Мне было тридцать два, и жизнь шла как по накатанной. Интересная хорошо оплачиваемая работа, красивые девушки для непродолжительных отношений, встречи с друзьями в клубе, Ева, потчующая меня по утрам фирменными блинчиками и делящаяся своими нехитрыми новостями.
Мне нравилась эта холостяцкая жизнь и, хотя у меня была возможность приобрести собственную жилплощадь, я продолжал снимать квартиру неподалеку от работы. А когда на горизонте не маячила очередная зазноба, оставался ночевать у Рината с Евой.
Они были моей семьей. И для меня не было ничего более уютного и умиротворенного, чем воскресное утро, наполненное недовольным бурчанием Рината и заливистым хохотом Евы.
Развалившись на диване, я ставил возле себя тарелку с блинами, обнимал устроившуюся под боком мелкую, и мы говорили-говорили-говорили. Мы могли болтать часами.
Молчун Ринат только хмыкал себе под нос и, нацепив очки, зарывался в бесконечные ворохи строительных смет и чертежей. Шелест бумаги и клацанье клавиатуры удивительным образом дополняли наши посиделки, также, как и огромная кружка ароматного чая на двоих.
А когда Еве нужно было рассказать какой-то важный секрет, она доверчиво прижималась ко мне и, глядя снизу вверх своими огромными глазищами, заговорщически понижала голос. Ринат напрягался и шуршал бумагой еще усерднее, а я, пряча улыбку, внимательно ловил каждое слово.
И ни разу, сколько бы Ринат меня потом ни пытал, не выдал мелкую. Потому что для меня не было ничего дороже этого бесхитростного чистого взгляда и детских секретиков, сопровождающихся приглушенным хихиканьем мне в подмышку.
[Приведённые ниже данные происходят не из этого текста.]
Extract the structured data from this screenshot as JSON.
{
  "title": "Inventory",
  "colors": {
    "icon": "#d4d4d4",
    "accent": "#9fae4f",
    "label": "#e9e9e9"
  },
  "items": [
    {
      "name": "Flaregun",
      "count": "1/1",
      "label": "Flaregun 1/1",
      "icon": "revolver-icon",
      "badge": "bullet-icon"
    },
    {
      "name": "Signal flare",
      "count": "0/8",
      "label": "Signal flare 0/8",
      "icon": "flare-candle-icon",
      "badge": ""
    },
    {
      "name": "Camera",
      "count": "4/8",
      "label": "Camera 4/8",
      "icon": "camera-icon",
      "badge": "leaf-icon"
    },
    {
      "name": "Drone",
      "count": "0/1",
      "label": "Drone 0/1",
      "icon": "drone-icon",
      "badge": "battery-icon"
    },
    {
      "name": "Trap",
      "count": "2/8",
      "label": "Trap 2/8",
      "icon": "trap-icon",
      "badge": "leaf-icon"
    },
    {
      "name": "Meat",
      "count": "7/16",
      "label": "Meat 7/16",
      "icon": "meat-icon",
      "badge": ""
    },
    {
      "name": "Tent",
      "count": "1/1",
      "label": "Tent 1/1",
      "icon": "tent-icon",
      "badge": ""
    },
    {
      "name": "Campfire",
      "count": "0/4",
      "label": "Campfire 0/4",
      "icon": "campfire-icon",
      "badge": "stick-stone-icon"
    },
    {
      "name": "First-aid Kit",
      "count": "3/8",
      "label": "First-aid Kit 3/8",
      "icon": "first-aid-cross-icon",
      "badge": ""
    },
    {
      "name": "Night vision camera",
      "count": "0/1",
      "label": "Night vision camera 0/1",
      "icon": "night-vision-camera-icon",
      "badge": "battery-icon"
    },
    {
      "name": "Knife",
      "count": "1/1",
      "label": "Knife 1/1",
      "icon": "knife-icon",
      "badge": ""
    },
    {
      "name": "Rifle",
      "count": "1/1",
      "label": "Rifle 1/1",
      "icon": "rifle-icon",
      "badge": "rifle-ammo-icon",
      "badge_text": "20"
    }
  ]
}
Ева даже не представляла, скольких красоток я отшил, лишь бы оказаться в воскресное утро на этом диване, млея от сияющего взгляда и тонких ручонок, душащих меня в крепких объятиях.
Я всегда тщательно скрывал своих любовниц от мелкой, но, несмотря на это, она продолжала дико ревновать меня ко всем подряд — к симпатичной официантке, к девушкам, которых я вскользь упоминал в разговоре, к собственному репетитору по английскому.
В такие моменты Ева становилась похожа на маленького задиристого ёжика и я, умирая от нежности, щелкал ее по носу и говорил, что знаю только одну самую красивую девочку и никто мне больше не нужен.